Spesso ho sottolineato come l'entusiasmo sia il vero motore del nuovo Milan, la miglior cosa ricostruita dalla nuova società, ancor più della campagna acquisti e degli oltre 200 milioni di euro investiti. Per tutti questi motivi, infatti, il dato che mi ha colpito di più negli ultimi giorni è quello relativo agli abbonamenti. Quelle 31.000 tessere vendute finora sono certamente un importante passo avanti rispetto alla precedente stagione, oltre l'80% in più, ma non certo un grande successo visto il punto di partenza tra i peggiori di sempre e i tanto sbandierati 50.000 previsti.

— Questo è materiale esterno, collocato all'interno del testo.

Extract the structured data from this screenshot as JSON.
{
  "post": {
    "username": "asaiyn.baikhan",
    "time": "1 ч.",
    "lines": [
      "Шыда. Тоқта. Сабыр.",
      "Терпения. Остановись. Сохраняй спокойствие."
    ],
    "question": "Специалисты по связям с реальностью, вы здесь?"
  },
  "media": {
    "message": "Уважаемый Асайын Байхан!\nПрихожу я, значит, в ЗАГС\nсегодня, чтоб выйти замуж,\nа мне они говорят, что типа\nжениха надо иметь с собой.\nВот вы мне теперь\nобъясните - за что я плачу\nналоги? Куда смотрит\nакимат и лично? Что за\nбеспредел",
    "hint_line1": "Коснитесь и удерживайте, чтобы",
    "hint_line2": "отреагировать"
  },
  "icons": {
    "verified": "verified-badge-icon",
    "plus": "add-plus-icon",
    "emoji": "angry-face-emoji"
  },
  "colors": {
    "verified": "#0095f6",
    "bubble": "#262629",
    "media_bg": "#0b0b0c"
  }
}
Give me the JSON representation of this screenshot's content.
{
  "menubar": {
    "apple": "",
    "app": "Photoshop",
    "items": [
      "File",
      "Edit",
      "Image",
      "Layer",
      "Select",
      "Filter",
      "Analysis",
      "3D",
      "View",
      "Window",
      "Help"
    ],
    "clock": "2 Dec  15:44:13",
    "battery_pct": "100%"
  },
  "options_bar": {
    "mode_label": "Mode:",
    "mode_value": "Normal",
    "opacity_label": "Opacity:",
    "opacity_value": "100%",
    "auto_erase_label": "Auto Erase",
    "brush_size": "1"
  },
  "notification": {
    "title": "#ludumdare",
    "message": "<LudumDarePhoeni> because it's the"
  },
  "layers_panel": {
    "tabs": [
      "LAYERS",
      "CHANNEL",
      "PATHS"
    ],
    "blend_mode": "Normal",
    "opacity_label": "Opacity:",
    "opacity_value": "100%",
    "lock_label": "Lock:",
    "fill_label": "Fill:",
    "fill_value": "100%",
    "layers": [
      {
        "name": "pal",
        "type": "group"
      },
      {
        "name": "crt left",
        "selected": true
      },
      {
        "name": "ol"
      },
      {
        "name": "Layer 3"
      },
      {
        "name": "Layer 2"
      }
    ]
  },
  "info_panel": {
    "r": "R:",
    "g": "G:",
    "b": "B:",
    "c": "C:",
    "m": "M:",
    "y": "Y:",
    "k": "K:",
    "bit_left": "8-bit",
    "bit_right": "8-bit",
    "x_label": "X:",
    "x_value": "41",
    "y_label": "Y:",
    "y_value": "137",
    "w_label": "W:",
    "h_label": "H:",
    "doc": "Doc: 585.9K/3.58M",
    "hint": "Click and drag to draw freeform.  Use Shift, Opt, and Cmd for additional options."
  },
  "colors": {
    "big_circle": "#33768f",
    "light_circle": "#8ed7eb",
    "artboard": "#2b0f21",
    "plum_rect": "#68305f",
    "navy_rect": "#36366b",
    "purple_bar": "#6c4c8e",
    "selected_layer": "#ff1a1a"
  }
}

Credo che questo risultato sia tuttavia facilmente spiegabile, ovvero, la grande maggioranza dei Milanisti non è rappresentata da quel gruppo di invasati che popola i social network, quelli che si offendono a ogni voce fuori dal coro e che insultano chi non è allineato. 

Mi auguro quindi che questo dato apra finalmente gli occhi alla società e a chi ne fa parte, perché quella pancia del tifo non rappresenta il Milan e i Milanisti, ma solo la minoranza più rumorosa e becera. Questa non è chiaramente una critica a chi l’abbonamento l’ha fatto, ci mancherebbe, ma è un messaggio di coloro che NON l’hanno fatto. Quelli che senza pregiudizi o preconcetti semplicemente aspettano che sia il campo a dare i verdetti, senza farsi obnubilare dal tifo, o peggio farsi “comprare” dalla dispendiosa campagna acquisti. Questi sono i Milanisti che conosco e di cui sono orgoglioso di far parte.